Chess Programming: Bitboards

Published in Chess / Programming - 2 mins to read

Today the engine work began in earnest, and I’ve already made some decent progress. It can already hold a representation of a chessboard in memory, and tell you the position of the pieces on it - it can “see” the board if you will. It still has no idea about any of the rules of the game but, you know, baby steps.

It works using bitboards, as mentioned in previous entries. Each of these bitboards are 64-bit binary integers, and there are 12 that define the board state - one for each type of piece, for either colour. Each of these can then be iterated over to build up a representation of the board, and for now they are being cast into a multidimensional array to be written to my console for debugging.

So, how do you tell if there is, for example, a white rook on a certain square, just by looking at a 64 bit integer?

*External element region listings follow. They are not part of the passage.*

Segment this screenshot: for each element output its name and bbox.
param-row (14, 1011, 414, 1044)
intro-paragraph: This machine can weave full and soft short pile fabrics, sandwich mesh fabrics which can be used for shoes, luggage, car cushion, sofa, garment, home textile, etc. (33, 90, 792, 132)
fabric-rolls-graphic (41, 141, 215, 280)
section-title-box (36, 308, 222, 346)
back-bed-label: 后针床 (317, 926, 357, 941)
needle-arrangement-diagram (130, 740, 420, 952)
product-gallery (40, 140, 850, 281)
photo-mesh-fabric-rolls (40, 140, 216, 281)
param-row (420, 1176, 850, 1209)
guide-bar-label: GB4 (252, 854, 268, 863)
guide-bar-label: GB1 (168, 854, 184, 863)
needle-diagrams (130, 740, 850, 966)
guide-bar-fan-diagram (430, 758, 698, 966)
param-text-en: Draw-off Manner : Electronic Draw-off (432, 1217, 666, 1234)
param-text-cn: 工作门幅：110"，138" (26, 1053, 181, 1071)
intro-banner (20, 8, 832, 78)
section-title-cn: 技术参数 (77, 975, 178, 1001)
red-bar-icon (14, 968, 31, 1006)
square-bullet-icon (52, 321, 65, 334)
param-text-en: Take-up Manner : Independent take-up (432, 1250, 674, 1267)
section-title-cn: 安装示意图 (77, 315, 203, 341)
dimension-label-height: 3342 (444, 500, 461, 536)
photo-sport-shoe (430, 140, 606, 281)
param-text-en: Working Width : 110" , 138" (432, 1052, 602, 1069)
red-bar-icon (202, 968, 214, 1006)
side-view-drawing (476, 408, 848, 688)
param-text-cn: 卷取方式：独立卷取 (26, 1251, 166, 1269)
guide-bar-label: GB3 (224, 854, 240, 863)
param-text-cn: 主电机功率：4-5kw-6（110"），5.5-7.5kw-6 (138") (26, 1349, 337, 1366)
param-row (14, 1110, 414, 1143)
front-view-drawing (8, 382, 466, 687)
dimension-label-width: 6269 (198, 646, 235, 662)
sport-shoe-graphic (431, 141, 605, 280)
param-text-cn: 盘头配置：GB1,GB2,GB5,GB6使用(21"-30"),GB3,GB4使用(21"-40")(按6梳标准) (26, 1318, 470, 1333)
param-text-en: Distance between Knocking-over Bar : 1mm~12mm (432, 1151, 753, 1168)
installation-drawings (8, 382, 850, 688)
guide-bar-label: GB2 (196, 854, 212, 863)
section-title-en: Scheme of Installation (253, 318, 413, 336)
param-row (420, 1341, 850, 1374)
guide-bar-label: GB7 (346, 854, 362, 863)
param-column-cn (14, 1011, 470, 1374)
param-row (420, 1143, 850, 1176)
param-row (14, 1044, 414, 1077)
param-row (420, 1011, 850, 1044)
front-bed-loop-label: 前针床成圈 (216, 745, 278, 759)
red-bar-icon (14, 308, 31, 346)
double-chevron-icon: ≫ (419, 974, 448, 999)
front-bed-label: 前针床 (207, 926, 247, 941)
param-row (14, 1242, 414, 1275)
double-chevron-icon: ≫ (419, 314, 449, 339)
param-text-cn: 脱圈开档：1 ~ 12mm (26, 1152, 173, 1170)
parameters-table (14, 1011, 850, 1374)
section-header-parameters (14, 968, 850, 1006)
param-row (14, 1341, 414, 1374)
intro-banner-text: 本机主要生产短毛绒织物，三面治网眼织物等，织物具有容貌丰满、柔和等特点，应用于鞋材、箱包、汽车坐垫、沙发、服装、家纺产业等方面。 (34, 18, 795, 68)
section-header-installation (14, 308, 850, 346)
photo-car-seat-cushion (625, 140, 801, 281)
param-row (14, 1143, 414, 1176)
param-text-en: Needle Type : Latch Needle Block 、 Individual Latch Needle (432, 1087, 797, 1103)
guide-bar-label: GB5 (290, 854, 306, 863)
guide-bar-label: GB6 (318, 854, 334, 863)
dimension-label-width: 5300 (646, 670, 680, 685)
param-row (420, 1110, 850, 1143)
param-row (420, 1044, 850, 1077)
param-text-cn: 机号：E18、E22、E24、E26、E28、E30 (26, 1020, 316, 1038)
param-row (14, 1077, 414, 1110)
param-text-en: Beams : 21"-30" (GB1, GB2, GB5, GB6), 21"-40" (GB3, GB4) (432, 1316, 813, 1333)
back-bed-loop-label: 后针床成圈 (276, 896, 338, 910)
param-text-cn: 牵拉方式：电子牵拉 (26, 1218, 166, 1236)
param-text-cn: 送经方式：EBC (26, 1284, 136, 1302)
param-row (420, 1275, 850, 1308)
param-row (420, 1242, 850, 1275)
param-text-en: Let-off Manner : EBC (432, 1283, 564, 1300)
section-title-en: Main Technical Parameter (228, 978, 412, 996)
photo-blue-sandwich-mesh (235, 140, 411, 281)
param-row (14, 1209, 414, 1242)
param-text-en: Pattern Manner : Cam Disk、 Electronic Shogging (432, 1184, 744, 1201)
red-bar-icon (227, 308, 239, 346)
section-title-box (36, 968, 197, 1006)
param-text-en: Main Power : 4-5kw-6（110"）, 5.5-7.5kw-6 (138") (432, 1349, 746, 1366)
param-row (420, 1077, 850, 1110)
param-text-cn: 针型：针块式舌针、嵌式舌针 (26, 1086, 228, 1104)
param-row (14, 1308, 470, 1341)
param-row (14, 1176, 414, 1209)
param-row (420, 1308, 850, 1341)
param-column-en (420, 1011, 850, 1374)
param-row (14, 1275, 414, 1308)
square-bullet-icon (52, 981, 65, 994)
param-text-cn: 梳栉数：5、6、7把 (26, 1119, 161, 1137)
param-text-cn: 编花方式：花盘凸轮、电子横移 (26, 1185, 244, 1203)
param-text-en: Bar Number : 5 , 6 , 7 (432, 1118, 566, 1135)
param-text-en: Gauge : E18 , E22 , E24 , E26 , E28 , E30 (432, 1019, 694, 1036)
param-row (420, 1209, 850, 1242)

Take the white rook bitboard for the starting position:

0000000000000000000000000000000000000000000000000000000010000001

Well, it turns out you can do some neat stuff with bitwise operators (which seems to be a big theme in writing performant chess engines from what I can tell). If we think of each digit in the bitboard as a square on a chessboard, obviously each time the digit is a ‘1’, that means a white rook is on that square. In order to check every square, we can write a for loop that right-shifts each square one at a time, and then checks to see if a one is present by using the logical and operator & to see if the relevant digit is a ‘1’, like so:

for (int i = 0; i < 64; i++)
    {
        if (((wRook >> i) & 1) == 1)
        {
            Console.WriteLine("There's a white rook here!");
        } else
        {
            Console.WriteLine("No white rook to be found...)
        }
    }

The challenge for tomorrow is to teach it how the pieces move - which is going to involve a whole lot more bitboards and bitwise operations. Wish me luck!